C'est la première fois que le PQ recourt à cette arme diplomatique qu'est la lettre officielle pour se plaindre d'un chef d'État, affirme la députée Louise Beaudoin, qui a été ministre des Relations internationales dans deux gouvernements péquistes. En octobre 1995, rappelle-t-elle, deux semaines avant le référendum, Bernard Landry avait envoyé une lettre au secrétaire d'État américain Warren Christopher. Celui qui détenait alors le portefeuille de ministre des Affaires intergouvernementales prévenait l'administration américaine de ne pas intervenir dans le débat référendaire. «Mais c'était pour leur demander de rester neutres, ce n'était pas du même style (que la lettre envoyée à Sarkozy)», estime Mme Beaudoin.

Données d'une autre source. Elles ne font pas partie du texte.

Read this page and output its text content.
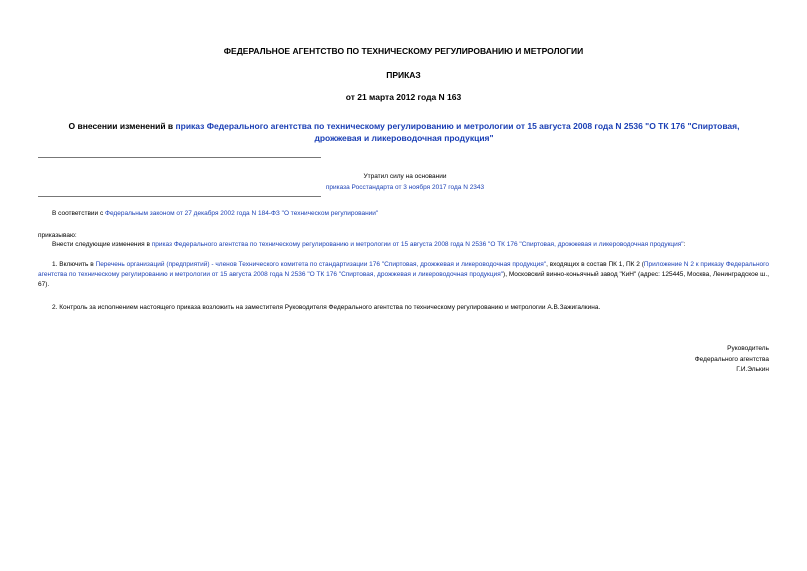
ФЕДЕРАЛЬНОЕ АГЕНТСТВО ПО ТЕХНИЧЕСКОМУ РЕГУЛИРОВАНИЮ И МЕТРОЛОГИИ
ПРИКАЗ
от 21 марта 2012 года N 163
О внесении изменений в приказ Федерального агентства по техническому регулированию и метрологии от 15 августа 2008 года N 2536 "О ТК 176 "Спиртовая, дрожжевая и ликероводочная продукция"
Утратил силу на основании
приказа Росстандарта от 3 ноября 2017 года N 2343
В соответствии с Федеральным законом от 27 декабря 2002 года N 184-ФЗ "О техническом регулировании"
приказываю:
Внести следующие изменения в приказ Федерального агентства по техническому регулированию и метрологии от 15 августа 2008 года N 2536 "О ТК 176 "Спиртовая, дрожжевая и ликероводочная продукция":
1. Включить в Перечень организаций (предприятий) - членов Технического комитета по стандартизации 176 "Спиртовая, дрожжевая и ликероводочная продукция", входящих в состав ПК 1, ПК 2 (Приложение N 2 к приказу Федерального агентства по техническому регулированию и метрологии от 15 августа 2008 года N 2536 "О ТК 176 "Спиртовая, дрожжевая и ликероводочная продукция"), Московский винно-коньячный завод "КиН" (адрес: 125445, Москва, Ленинградское ш., 67).
2. Контроль за исполнением настоящего приказа возложить на заместителя Руководителя Федерального агентства по техническому регулированию и метрологии А.В.Зажигалкина.
Руководитель
Федерального агентства
Г.И.Элькин
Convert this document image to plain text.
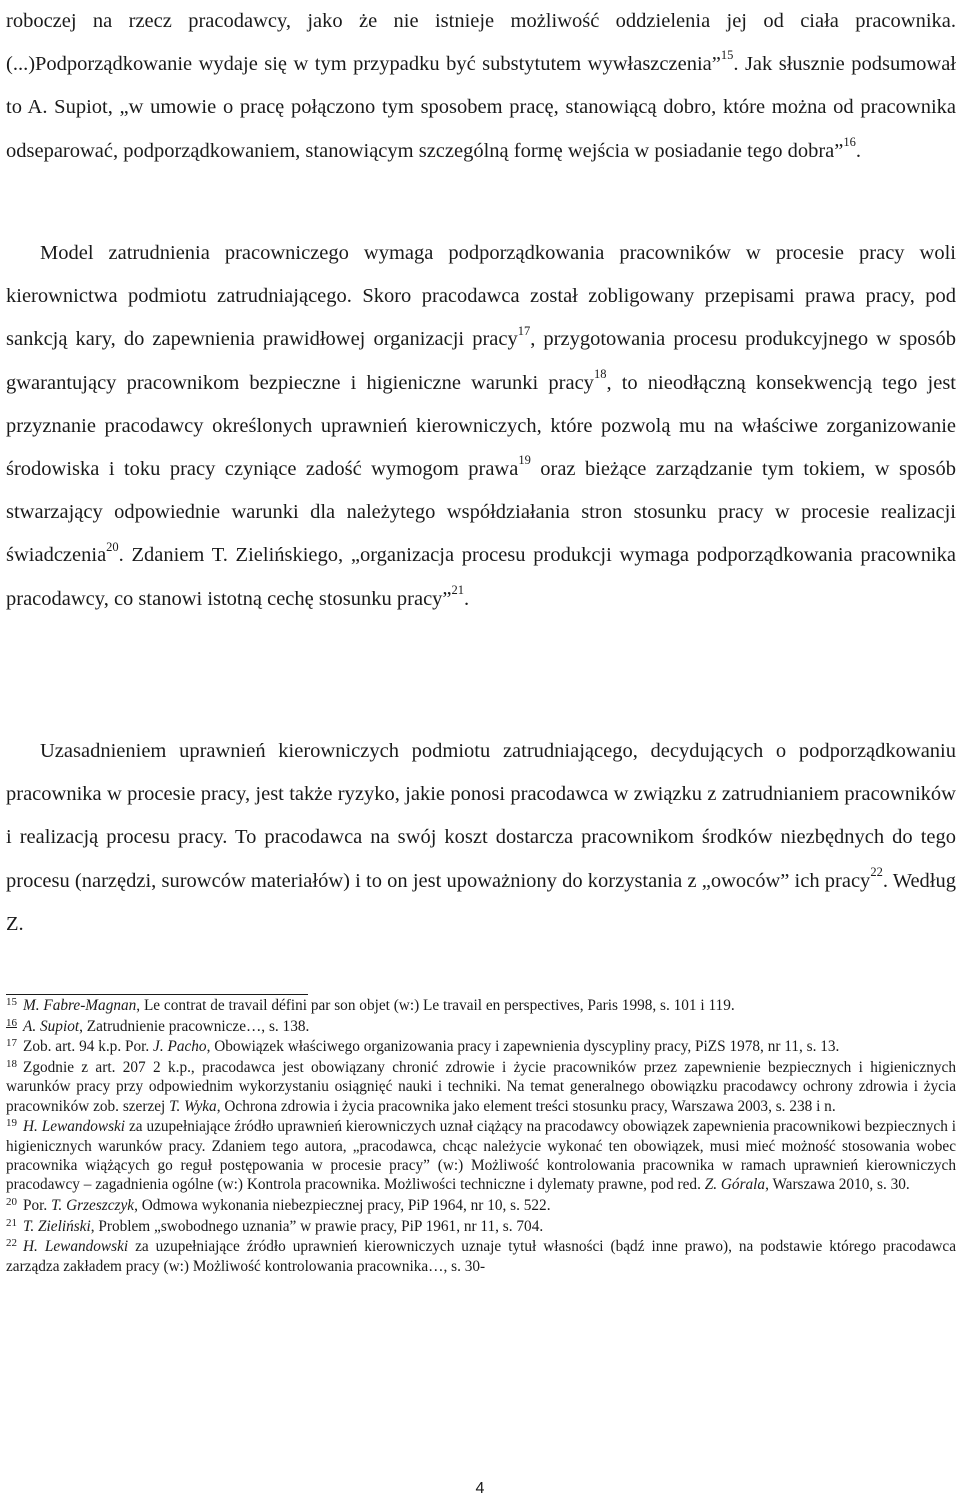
roboczej na rzecz pracodawcy, jako że nie istnieje możliwość oddzielenia jej od ciała pracownika. (...)Podporządkowanie wydaje się w tym przypadku być substytutem wywłaszczenia”$^{15}$. Jak słusznie podsumował to A. Supiot, „w umowie o pracę połączono tym sposobem pracę, stanowiącą dobro, które można od pracownika odseparować, podporządkowaniem, stanowiącym szczególną formę wejścia w posiadanie tego dobra”$^{16}$.

Model zatrudnienia pracowniczego wymaga podporządkowania pracowników w procesie pracy woli kierownictwa podmiotu zatrudniającego. Skoro pracodawca został zobligowany przepisami prawa pracy, pod sankcją kary, do zapewnienia prawidłowej organizacji pracy$^{17}$, przygotowania procesu produkcyjnego w sposób gwarantujący pracownikom bezpieczne i higieniczne warunki pracy$^{18}$, to nieodłączną konsekwencją tego jest przyznanie pracodawcy określonych uprawnień kierowniczych, które pozwolą mu na właściwe zorganizowanie środowiska i toku pracy czyniące zadość wymogom prawa$^{19}$ oraz bieżące zarządzanie tym tokiem, w sposób stwarzający odpowiednie warunki dla należytego współdziałania stron stosunku pracy w procesie realizacji świadczenia$^{20}$. Zdaniem T. Zielińskiego, „organizacja procesu produkcji wymaga podporządkowania pracownika pracodawcy, co stanowi istotną cechę stosunku pracy”$^{21}$.

Uzasadnieniem uprawnień kierowniczych podmiotu zatrudniającego, decydujących o podporządkowaniu pracownika w procesie pracy, jest także ryzyko, jakie ponosi pracodawca w związku z zatrudnianiem pracowników i realizacją procesu pracy. To pracodawca na swój koszt dostarcza pracownikom środków niezbędnych do tego procesu (narzędzi, surowców materiałów) i to on jest upoważniony do korzystania z „owoców” ich pracy$^{22}$. Według Z.

$^{15}$ M. Fabre-Magnan, Le contrat de travail défini par son objet (w:) Le travail en perspectives, Paris 1998, s. 101 i 119.

$^{16}$ A. Supiot, Zatrudnienie pracownicze…, s. 138.

$^{17}$ Zob. art. 94 k.p. Por. J. Pacho, Obowiązek właściwego organizowania pracy i zapewnienia dyscypliny pracy, PiZS 1978, nr 11, s. 13.

$^{18}$ Zgodnie z art. 207 2 k.p., pracodawca jest obowiązany chronić zdrowie i życie pracowników przez zapewnienie bezpiecznych i higienicznych warunków pracy przy odpowiednim wykorzystaniu osiągnięć nauki i techniki. Na temat generalnego obowiązku pracodawcy ochrony zdrowia i życia pracowników zob. szerzej T. Wyka, Ochrona zdrowia i życia pracownika jako element treści stosunku pracy, Warszawa 2003, s. 238 i n.

$^{19}$ H. Lewandowski za uzupełniające źródło uprawnień kierowniczych uznał ciążący na pracodawcy obowiązek zapewnienia pracownikowi bezpiecznych i higienicznych warunków pracy. Zdaniem tego autora, „pracodawca, chcąc należycie wykonać ten obowiązek, musi mieć możność stosowania wobec pracownika wiążących go reguł postępowania w procesie pracy” (w:) Możliwość kontrolowania pracownika w ramach uprawnień kierowniczych pracodawcy – zagadnienia ogólne (w:) Kontrola pracownika. Możliwości techniczne i dylematy prawne, pod red. Z. Górala, Warszawa 2010, s. 30.

$^{20}$ Por. T. Grzeszczyk, Odmowa wykonania niebezpiecznej pracy, PiP 1964, nr 10, s. 522.

$^{21}$ T. Zieliński, Problem „swobodnego uznania” w prawie pracy, PiP 1961, nr 11, s. 704.

$^{22}$ H. Lewandowski za uzupełniające źródło uprawnień kierowniczych uznaje tytuł własności (bądź inne prawo), na podstawie którego pracodawca zarządza zakładem pracy (w:) Możliwość kontrolowania pracownika…, s. 30-

4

Duceppe intolérant, dit Harper

À Ottawa, le premier ministre Stephen Harper a bondi sur les déclarations de Gilles Duceppe pour l'accuser d'être intolérant envers ceux qui n'appuient pas l'option souverainiste.

«Au lieu de travailler ensemble pour améliorer l'économie, le chef du Bloc fait à nouveau preuve d'intolérance envers ceux et celles qui ont une opinion différente de la sienne. Le chef du Bloc insulte le président de la France ainsi que les députés du Québec en cette Chambre et divise les Québécois à cause de son idéologie sectaire. Il oublie toujours qu'une des valeurs québécoises fondamentales est le respect des opinions des autres», a lancé le premier ministre.

C'était la troisième fois en trois jours que Stephen Harper attaquait le chef bloquiste de la sorte.

MAROIS CONTRE LA BATAILLE DES PLAINES

Pauline Marois change son fusil d'épaule et exige à son tour l'abandon du projet de reconstitution de la bataille des plaines d'Abraham. La chef péquiste a justifié hier sa volteface en accusant le président de la Commission des champs de bataille nationaux (CCBN), André Juneau, d'avoir «menti « sur les visées politiques fédéralistes des activités de commémoration. Elle a fait allusion aux informations obtenues en début de semaine par le quotidien Le Devoir. On y rapportait que M. Juneau est un «ardent promoteur de la visibilité canadienne «, enthousiasmé par le défunt programme des commandites et qui caressait depuis des années le projet de célébrer le 250e anniversaire de la bataille de 1759.